86'ed: New York City's Restaurant during the Pandemic

New York, NY, USA

By Shaheryar Manzar
food, restaurants, covid19l, urban

Public data on restaurants, labour, federal support, and news sites is used to map the impact of COVID19 on New York City restaurants.

The hospitality industry has always been a critical component of New York City’s economic and cultural significance, employing hundreds of thousands, attracting millions of visitors who spend around $46 billion annually, and contributing to its image as a cultural powerhouse.

The New York City restaurant industry accounted for about 1 in 12 private sector jobs and establishments citywide in 2019. Most of the labour which the industry relies upon is largely undocumented and therefore, unprotected. This labour is also predominantly made up of minority populations with relative lower average wages compared to the rest of the city In March 2020, when the COVID-19 lockdown began, the industry suffered a dual burden of having lost the customer flow on which it depended on for survival but also now being termed as “essential”. Many businesses shut down, some permanently. Most significantly reduced service operations.There is a need to understand and document the changes in the hospitality industry because they are fundamentally changing their own streets and neighbourhoods, and in doing so transforming the city as a whole.

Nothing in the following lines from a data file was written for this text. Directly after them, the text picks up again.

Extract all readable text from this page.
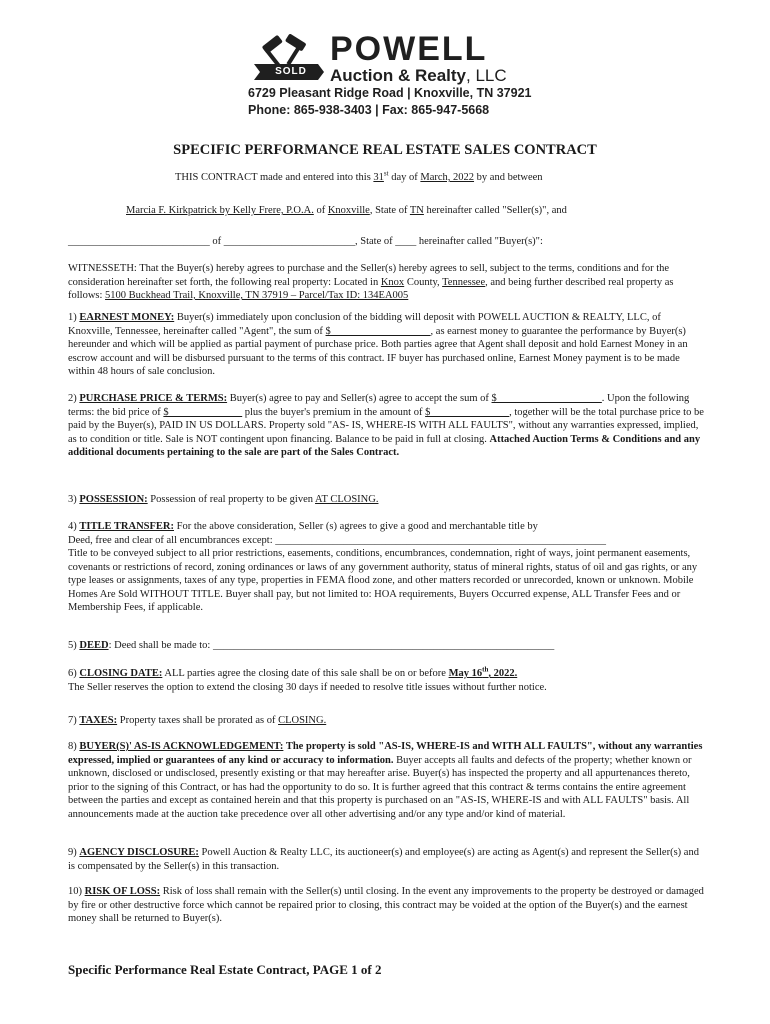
SOLD
POWELL
Auction & Realty, LLC
6729 Pleasant Ridge Road | Knoxville, TN 37921
Phone: 865-938-3403 | Fax: 865-947-5668
SPECIFIC PERFORMANCE REAL ESTATE SALES CONTRACT
THIS CONTRACT made and entered into this 31st day of March, 2022 by and between
Marcia F. Kirkpatrick by Kelly Frere, P.O.A. of Knoxville, State of TN hereinafter called "Seller(s)", and
___________________________ of _________________________, State of ____ hereinafter called "Buyer(s)":
WITNESSETH: That the Buyer(s) hereby agrees to purchase and the Seller(s) hereby agrees to sell, subject to the terms, conditions and for the consideration hereinafter set forth, the following real property: Located in Knox County, Tennessee, and being further described real property as follows: 5100 Buckhead Trail, Knoxville, TN 37919 – Parcel/Tax ID: 134EA005
1) EARNEST MONEY: Buyer(s) immediately upon conclusion of the bidding will deposit with POWELL AUCTION & REALTY, LLC, of Knoxville, Tennessee, hereinafter called "Agent", the sum of $___________________, as earnest money to guarantee the performance by Buyer(s) hereunder and which will be applied as partial payment of purchase price. Both parties agree that Agent shall deposit and hold Earnest Money in an escrow account and will be disbursed pursuant to the terms of this contract. IF buyer has purchased online, Earnest Money payment is to be made within 48 hours of sale conclusion.
2) PURCHASE PRICE & TERMS: Buyer(s) agree to pay and Seller(s) agree to accept the sum of $____________________. Upon the following terms: the bid price of $______________ plus the buyer's premium in the amount of $_______________, together will be the total purchase price to be paid by the Buyer(s), PAID IN US DOLLARS. Property sold "AS- IS, WHERE-IS WITH ALL FAULTS", without any warranties expressed, implied, as to condition or title. Sale is NOT contingent upon financing. Balance to be paid in full at closing. Attached Auction Terms & Conditions and any additional documents pertaining to the sale are part of the Sales Contract.
3) POSSESSION: Possession of real property to be given AT CLOSING.
4) TITLE TRANSFER: For the above consideration, Seller (s) agrees to give a good and merchantable title by
Deed, free and clear of all encumbrances except: _______________________________________________________________
Title to be conveyed subject to all prior restrictions, easements, conditions, encumbrances, condemnation, right of ways, joint permanent easements, covenants or restrictions of record, zoning ordinances or laws of any government authority, status of mineral rights, status of oil and gas rights, or any type leases or assignments, taxes of any type, properties in FEMA flood zone, and other matters recorded or unrecorded, known or unknown. Mobile Homes Are Sold WITHOUT TITLE. Buyer shall pay, but not limited to: HOA requirements, Buyers Occurred expense, ALL Transfer Fees and or Membership Fees, if applicable.
5) DEED: Deed shall be made to: _________________________________________________________________
6) CLOSING DATE: ALL parties agree the closing date of this sale shall be on or before May 16th, 2022.
The Seller reserves the option to extend the closing 30 days if needed to resolve title issues without further notice.
7) TAXES: Property taxes shall be prorated as of CLOSING.
8) BUYER(S)' AS-IS ACKNOWLEDGEMENT: The property is sold "AS-IS, WHERE-IS and WITH ALL FAULTS", without any warranties expressed, implied or guarantees of any kind or accuracy to information. Buyer accepts all faults and defects of the property; whether known or unknown, disclosed or undisclosed, presently existing or that may hereafter arise. Buyer(s) has inspected the property and all appurtenances thereto, prior to the signing of this Contract, or has had the opportunity to do so. It is further agreed that this contract & terms contains the entire agreement between the parties and except as contained herein and that this property is purchased on an "AS-IS, WHERE-IS and with ALL FAULTS" basis. All announcements made at the auction take precedence over all other advertising and/or any type and/or kind of material.
9) AGENCY DISCLOSURE: Powell Auction & Realty LLC, its auctioneer(s) and employee(s) are acting as Agent(s) and represent the Seller(s) and is compensated by the Seller(s) in this transaction.
10) RISK OF LOSS: Risk of loss shall remain with the Seller(s) until closing. In the event any improvements to the property be destroyed or damaged by fire or other destructive force which cannot be repaired prior to closing, this contract may be voided at the option of the Buyer(s) and the earnest money shall be returned to Buyer(s).
Specific Performance Real Estate Contract, PAGE 1 of 2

In my project, public data on restaurants, labour, federal support, and data collected and ‘scrapped’ from the news sites will be used to chart out and map the significance of the industry to New York City, the damage done by the pandemic, and finally, the attempted recovery efforts.

First, I looked towards the city’s historical restaurant/storefront designs to try and capture relevant aesthetics.

I settled on the old diners’ neon aesthetic (New York City diners being another slowly disappearing aspect of the city) and used that to style the typography, and map layers of the project.

I initially planned the project to be a single page application with relevant graphs on the left side and responsive map on the right. Then I iterated with one large basemap with layers being triggered via a slider. Finally, I settled on using a “scrolly-telling” map to both convey a narrative, and to give the viewers a walk-through of toggling different layers so that in the end they can choose to explore the map via their own preferred layers. I added an input field to quickly jump to the users own neighborhood.

The data collating, and cleaning was perhaps the largest component of the project. I used the Annual Census Survey (ACS) data to gather relevant information about occupation and race demographics of different New York City neighbourhoods. I scraped the ‘obituaries’ of the many restaurants which shutdown in the pandemic from websites like Eater, and the New York Magazine and often geo-coded them by hand. Finally, I used the Mapbox GL JS library to implement the collected geo-data layers as an interactive webmap. 

Finally, it came together as scrolly-telling map which introduces users to a story about the city’s restaurant industry and then allows users to take control of the map completely to view their own neighborhoods.